In order to reflect the evaluation psychology of evaluation members, the symmetrical concepts of the DHHFLTS are used to construct evaluation language sets. Based on the idea of the entropy weight method and the K-means clustering algorithm, this paper also solves the influencing factors and weights of evaluation members. We know that the entropy weight method and the K-means clustering algorithm are the most commonly used methods to solve weights. The high-frequency utilization rate proves the practicability of these two methods. In addition, the calculation process of these two methods is relatively simple, which is more suitable for promotion in electronic enterprises.

In addition, this paper borrows the idea of traditional FMEA to sort the failure modes by calculating the RPN, and then comprehensively calculates the risk ranking of failure modes based on the influencing factors and evaluation member weights. This does not only lose objectivity, but can also avoid the disadvantage of inaccurate risk ranking of failure models due to repeated calculation results to the greatest extent. This paper evaluates a single value based on the evaluation of double-level hesitant fuzzy sets, and whether it can be evaluated by two values in the future. If such an evaluation form is adopted, its corresponding calculation rules, and the calculation formulas of other related methods need to be innovated. Breakthroughs can be found in all these aspects in the future.

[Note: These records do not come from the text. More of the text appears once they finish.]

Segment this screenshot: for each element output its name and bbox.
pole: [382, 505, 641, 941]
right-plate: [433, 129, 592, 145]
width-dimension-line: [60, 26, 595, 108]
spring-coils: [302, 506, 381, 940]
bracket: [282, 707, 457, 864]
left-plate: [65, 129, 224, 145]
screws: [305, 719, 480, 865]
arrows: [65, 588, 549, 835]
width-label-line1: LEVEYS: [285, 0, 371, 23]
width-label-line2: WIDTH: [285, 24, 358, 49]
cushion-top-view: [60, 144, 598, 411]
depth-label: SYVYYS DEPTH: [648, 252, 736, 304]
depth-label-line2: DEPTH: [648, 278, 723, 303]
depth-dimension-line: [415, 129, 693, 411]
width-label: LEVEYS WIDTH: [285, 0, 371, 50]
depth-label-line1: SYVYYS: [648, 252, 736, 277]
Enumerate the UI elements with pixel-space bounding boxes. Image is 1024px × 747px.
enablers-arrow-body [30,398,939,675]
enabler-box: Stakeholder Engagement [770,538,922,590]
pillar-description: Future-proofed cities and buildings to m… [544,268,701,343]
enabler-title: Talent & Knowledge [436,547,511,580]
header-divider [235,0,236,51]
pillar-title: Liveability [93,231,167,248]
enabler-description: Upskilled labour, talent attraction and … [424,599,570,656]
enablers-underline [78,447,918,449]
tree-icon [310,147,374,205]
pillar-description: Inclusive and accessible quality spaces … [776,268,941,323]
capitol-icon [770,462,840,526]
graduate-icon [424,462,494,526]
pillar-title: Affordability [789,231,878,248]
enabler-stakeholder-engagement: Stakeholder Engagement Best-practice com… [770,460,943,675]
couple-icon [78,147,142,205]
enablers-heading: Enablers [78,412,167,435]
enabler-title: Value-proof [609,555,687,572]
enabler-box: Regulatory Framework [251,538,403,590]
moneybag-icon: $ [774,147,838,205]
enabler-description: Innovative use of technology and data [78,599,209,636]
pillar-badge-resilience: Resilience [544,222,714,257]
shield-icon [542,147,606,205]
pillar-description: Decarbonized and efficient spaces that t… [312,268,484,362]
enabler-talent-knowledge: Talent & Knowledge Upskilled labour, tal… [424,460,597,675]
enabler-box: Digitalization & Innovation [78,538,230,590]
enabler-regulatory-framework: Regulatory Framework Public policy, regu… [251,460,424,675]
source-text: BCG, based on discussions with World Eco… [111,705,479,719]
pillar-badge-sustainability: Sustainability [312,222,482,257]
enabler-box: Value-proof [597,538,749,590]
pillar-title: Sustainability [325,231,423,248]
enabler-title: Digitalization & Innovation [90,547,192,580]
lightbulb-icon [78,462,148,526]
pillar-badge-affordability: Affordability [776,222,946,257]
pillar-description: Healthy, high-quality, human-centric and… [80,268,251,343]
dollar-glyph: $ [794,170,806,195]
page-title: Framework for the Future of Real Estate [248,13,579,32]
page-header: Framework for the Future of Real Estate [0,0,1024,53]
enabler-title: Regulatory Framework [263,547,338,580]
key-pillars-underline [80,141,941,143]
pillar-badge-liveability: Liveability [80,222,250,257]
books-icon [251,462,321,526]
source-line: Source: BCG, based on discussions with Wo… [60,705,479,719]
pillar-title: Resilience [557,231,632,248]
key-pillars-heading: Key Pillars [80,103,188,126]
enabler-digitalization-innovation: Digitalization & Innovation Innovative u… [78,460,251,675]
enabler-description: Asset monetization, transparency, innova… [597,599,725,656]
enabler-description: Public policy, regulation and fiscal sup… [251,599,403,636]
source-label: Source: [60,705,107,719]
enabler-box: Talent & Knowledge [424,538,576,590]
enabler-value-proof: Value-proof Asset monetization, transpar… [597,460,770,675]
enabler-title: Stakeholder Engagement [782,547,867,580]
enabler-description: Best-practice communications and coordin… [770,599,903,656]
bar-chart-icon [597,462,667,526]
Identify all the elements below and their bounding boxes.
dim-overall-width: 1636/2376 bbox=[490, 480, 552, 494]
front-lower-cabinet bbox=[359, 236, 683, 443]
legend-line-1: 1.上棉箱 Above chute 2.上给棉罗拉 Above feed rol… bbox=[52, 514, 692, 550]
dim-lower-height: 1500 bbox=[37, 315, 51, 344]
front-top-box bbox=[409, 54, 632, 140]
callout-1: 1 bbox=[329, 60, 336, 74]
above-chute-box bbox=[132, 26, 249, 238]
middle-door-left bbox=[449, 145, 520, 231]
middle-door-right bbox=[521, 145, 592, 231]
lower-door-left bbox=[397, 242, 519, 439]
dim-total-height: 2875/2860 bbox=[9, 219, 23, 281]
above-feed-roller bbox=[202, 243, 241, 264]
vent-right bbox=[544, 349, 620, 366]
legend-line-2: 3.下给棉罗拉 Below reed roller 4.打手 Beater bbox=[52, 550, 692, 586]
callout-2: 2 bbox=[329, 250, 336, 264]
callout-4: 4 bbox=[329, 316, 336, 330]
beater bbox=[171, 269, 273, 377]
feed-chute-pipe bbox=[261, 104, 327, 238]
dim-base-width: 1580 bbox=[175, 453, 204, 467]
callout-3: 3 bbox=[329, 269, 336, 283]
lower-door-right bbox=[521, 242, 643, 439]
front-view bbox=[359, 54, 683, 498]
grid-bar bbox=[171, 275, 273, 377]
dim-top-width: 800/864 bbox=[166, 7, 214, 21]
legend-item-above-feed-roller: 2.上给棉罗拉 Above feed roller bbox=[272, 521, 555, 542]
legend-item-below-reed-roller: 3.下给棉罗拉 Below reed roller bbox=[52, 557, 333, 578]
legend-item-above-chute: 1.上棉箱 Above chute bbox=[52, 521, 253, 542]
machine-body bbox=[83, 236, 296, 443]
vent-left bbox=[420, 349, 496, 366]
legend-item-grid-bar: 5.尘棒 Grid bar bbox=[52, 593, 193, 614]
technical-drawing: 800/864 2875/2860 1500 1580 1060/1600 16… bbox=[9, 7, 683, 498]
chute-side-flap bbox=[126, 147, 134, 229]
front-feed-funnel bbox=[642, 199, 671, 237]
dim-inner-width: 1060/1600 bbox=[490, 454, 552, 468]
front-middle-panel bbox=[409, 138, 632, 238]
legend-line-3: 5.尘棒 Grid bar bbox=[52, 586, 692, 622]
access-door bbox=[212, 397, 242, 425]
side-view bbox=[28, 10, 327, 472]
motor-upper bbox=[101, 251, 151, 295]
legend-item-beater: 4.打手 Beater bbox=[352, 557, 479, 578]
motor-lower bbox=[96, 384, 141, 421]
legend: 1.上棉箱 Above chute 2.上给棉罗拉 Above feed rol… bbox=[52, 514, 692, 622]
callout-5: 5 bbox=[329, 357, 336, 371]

In the future, we will further optimize the application using the model revision technology to the new method. The next step in our research is to focus on the computing platform software system of data process and complex computation by using familiar tools. Moreover, the approved method is extended to other electronic products to increase research and application in this area, and further research of the DHHFLTS and the K-means clustering algorithm will have great theoretical value and practical significance.